A França, juntamente com a Alemanha, é a pedra angular e o motor da União Europeia. Não se trata da Hungria anti-imigrante do Primeiro-Ministro Viktor Orban, que irrita o projecto europeu, mas, no final das contas, é um projecto marginal. Se a França se voltar contra uma Europa unida, a possibilidade de um desmoronamento mais amplo da união de 27 nações aumenta porque o seu núcleo começa a dissolver-se.

O facto de o Chanceler Olaf Scholz da Alemanha também se encontrar enfraquecido por uma economia vacilante, uma coligação turbulenta e um partido de extrema-direita em ascensão constitui mais um desafio para a Europa.

Jordan Bardella, o protegido de Le Pen, de 28 anos, que provavelmente se tornaria primeiro-ministro com uma vitória no Rally Nacional, tem se esforçado para indicar que não irá derrubar os compromissos internacionais da França.
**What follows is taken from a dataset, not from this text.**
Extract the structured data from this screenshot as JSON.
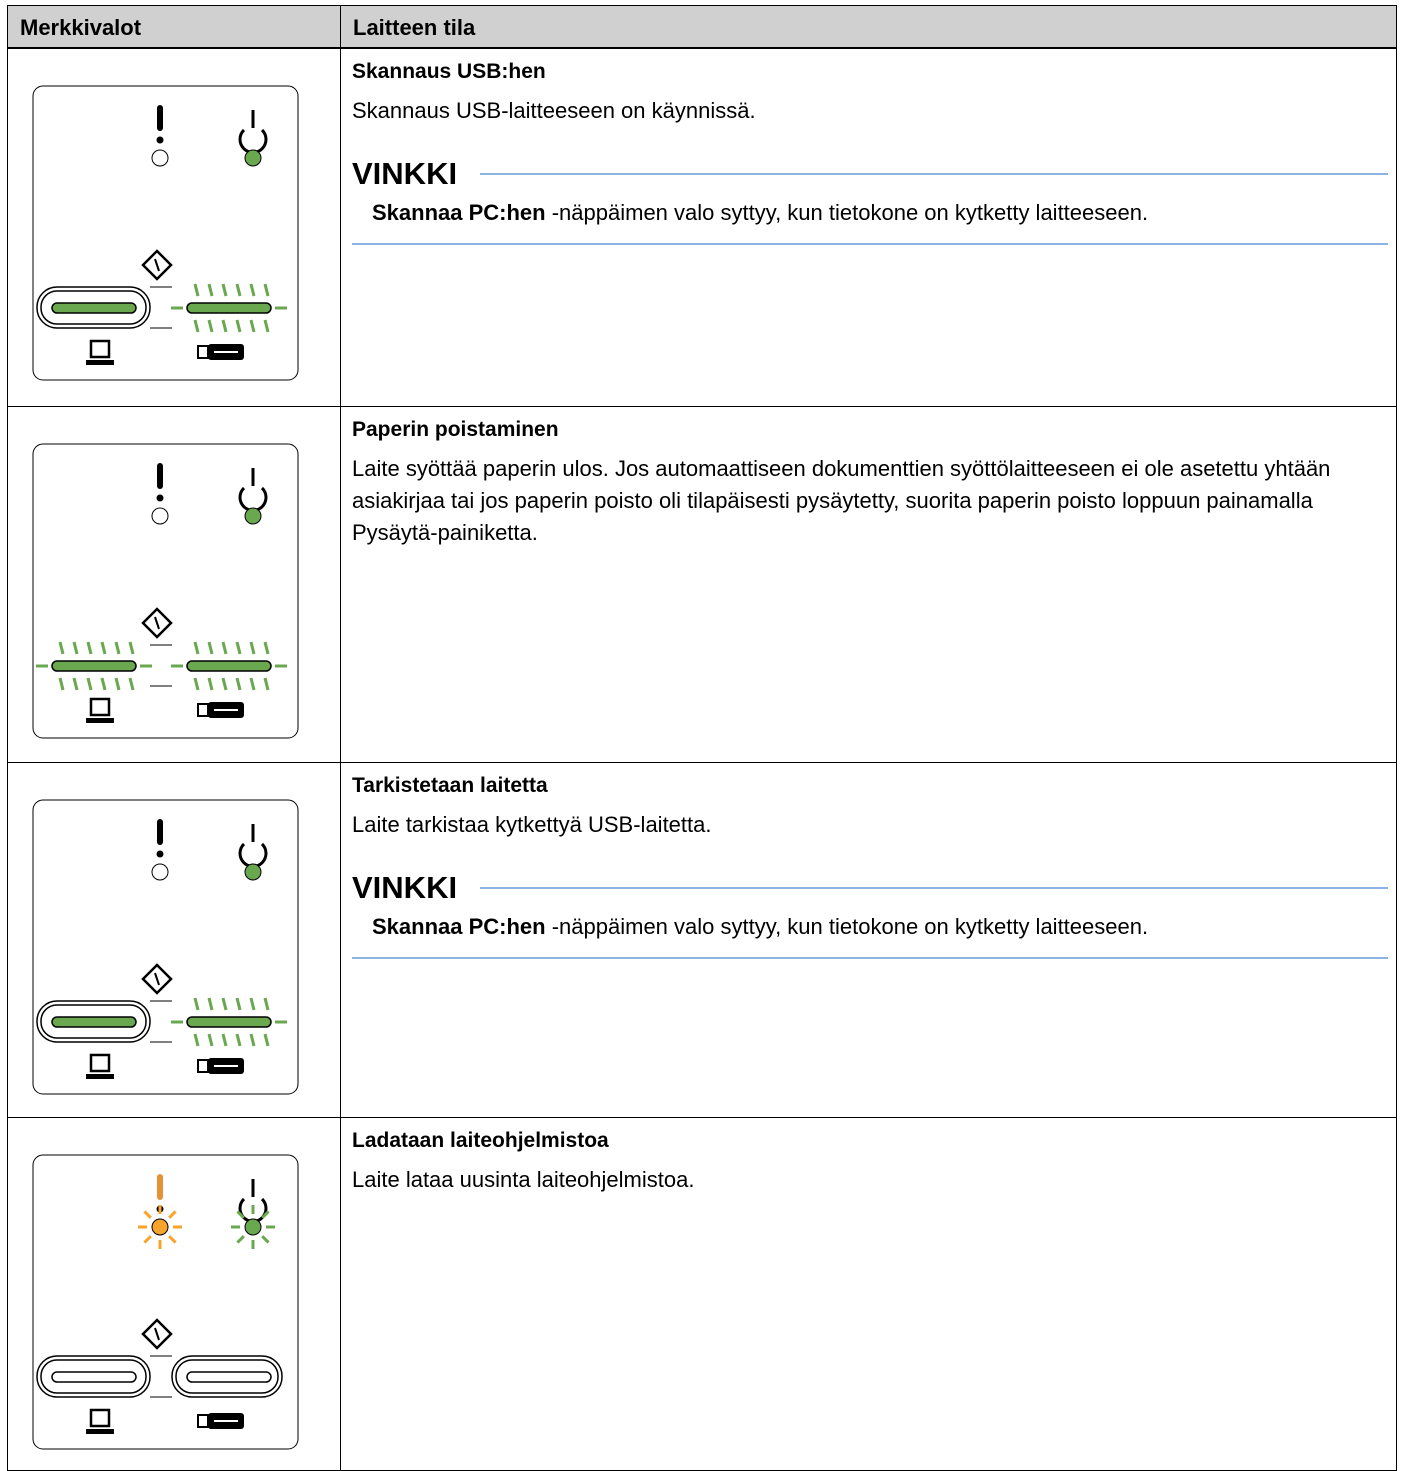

Ele prometeu apoio contínuo à Ucrânia, mas traçou uma linha vermelha para as forças francesas no terreno ou para o fornecimento de mísseis de longo alcance capazes de atingir a Rússia.

Macron disse que “nada deve ser descartado” no que diz respeito ao envio de forças ocidentais, como instrutores militares, para a Ucrânia. A França já forneceu mísseis de cruzeiro SCALP que poderiam atingir a Rússia a partir da Ucrânia e esperava-se que enviasse mais, embora esse plano possa agora fracassar.
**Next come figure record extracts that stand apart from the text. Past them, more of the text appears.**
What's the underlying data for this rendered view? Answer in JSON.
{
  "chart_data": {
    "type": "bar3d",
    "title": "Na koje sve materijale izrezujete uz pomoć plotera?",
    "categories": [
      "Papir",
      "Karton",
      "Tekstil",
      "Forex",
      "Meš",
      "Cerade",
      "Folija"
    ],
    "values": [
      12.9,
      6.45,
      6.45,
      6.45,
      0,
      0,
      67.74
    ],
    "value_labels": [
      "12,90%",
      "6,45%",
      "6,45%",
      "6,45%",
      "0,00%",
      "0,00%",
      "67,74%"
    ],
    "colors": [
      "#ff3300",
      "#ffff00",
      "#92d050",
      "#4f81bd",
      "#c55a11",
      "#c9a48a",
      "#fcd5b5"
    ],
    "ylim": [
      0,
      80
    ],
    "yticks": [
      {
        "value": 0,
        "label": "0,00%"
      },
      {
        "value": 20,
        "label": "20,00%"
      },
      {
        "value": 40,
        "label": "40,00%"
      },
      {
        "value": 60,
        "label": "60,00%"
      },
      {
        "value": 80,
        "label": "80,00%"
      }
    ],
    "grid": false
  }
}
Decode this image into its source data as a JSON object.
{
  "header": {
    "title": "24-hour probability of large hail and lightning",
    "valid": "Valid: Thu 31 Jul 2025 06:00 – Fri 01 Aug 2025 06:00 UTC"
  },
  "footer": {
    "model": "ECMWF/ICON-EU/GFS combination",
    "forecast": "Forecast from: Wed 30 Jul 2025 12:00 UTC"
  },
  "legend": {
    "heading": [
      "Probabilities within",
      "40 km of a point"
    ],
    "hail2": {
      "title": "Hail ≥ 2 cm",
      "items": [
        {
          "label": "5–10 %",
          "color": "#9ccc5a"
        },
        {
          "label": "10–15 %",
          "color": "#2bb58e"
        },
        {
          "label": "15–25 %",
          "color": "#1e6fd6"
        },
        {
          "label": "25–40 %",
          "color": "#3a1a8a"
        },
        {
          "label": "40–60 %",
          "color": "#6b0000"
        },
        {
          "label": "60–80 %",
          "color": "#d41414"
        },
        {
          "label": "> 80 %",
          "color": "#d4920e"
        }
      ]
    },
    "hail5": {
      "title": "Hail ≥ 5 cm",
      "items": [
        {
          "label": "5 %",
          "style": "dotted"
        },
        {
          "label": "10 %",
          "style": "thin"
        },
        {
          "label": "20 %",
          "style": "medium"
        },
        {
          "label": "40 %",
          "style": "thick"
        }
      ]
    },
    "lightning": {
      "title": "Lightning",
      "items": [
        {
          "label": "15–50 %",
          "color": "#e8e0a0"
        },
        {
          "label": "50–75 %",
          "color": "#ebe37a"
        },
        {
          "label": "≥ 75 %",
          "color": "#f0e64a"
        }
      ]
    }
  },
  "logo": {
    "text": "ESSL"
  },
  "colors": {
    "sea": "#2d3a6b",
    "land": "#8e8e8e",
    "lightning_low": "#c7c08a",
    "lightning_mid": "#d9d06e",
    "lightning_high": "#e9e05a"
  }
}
Apesar das garantias de Bardella, o Rally Nacional é no fundo nacionalista e atraído por líderes autocráticos como o presidente Vladimir V. Putin da Rússia, cuja anexação da Crimeia em 2014 apoiou. Tem a intenção de devolver o poder da sede da UE em Bruxelas às capitais nacionais, é xenófobo na sua crença de que os imigrantes diluem parte do francês essencial e está determinado a reintroduzir alguns controlos fronteiriços no espaço Schengen de 29 países europeus que aboliram oficialmente as fronteiras entre eles.

O partido está, em suma, muito longe de tudo o que Macron dedicou a sua vida política a fazer avançar e os Estados Unidos gastaram um tesouro incalculável ao longo dos anos do pós-guerra apoiando: uma Europa que se move em direcção a uma união cada vez mais estreita e se afasta do nacionalismo no causa da paz.
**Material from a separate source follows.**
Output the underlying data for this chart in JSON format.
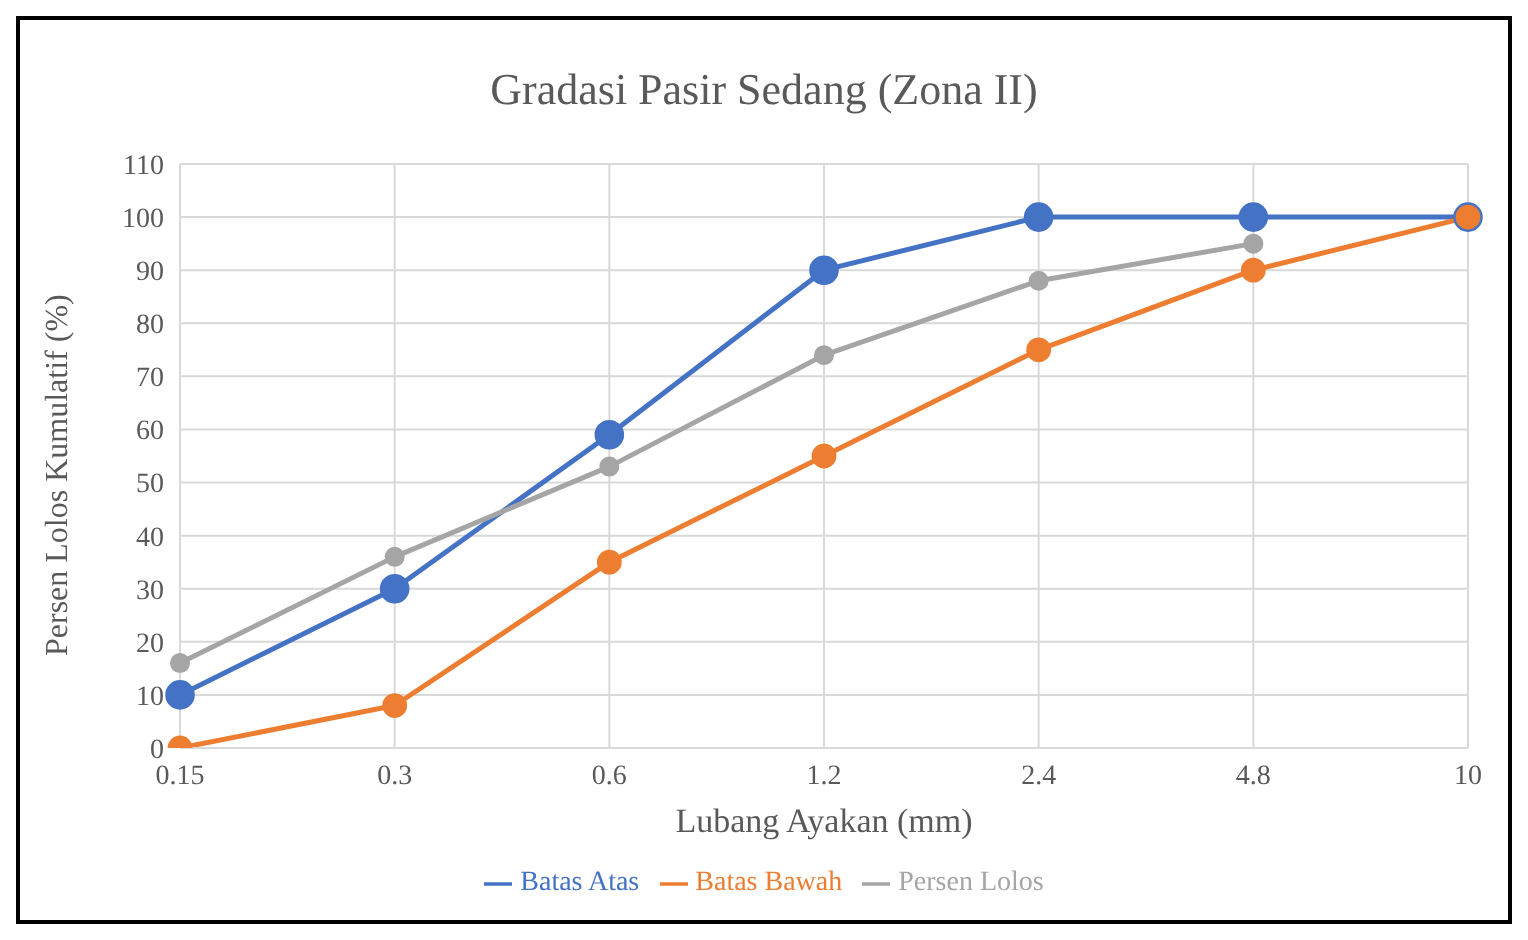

“Devemos ser lúcidos sobre o fato de que nossa Europa é mortal”, declarou o Sr. Macron em abril diante de uma audiência de ministros do governo, embaixadores europeus e outros dignitários na Sorbonne. “Ela pode morrer. Ela pode morrer e se isso vai acontecer depende inteiramente de nossas escolhas.”

Ele falou por quase duas horas, mas a energia política já havia passado para uma visão diferente — da nação ressurgindo — e o Sr. Macron não estava pronto para ver isso.

Para o Sr. Trump, diferentemente do Sr. Biden, a OTAN e a União Europeia não têm nenhum valor particular. Durante sua campanha este ano, ele disse que encorajaria a Rússia a fazer “o que diabos eles quisessem” a qualquer país membro da OTAN que não cumprisse as diretrizes de gastos em defesa. Um número crescente de países da OTAN agora atingiu a meta de gastar 2% da produção total, mas a hostilidade do Sr. Trump em relação à aliança, que prioriza os Estados Unidos, continua.

A OTAN e a União Europeia foram os blocos de construção do sistema de interligação do pós-guerra construído pelos Estados Unidos e pela Europa para espalhar prosperidade e paz. Elas são instituições resilientes, mas, entre a guerra na Ucrânia e uma onda crescente de nacionalismo, raramente enfrentaram desafios tão assustadores.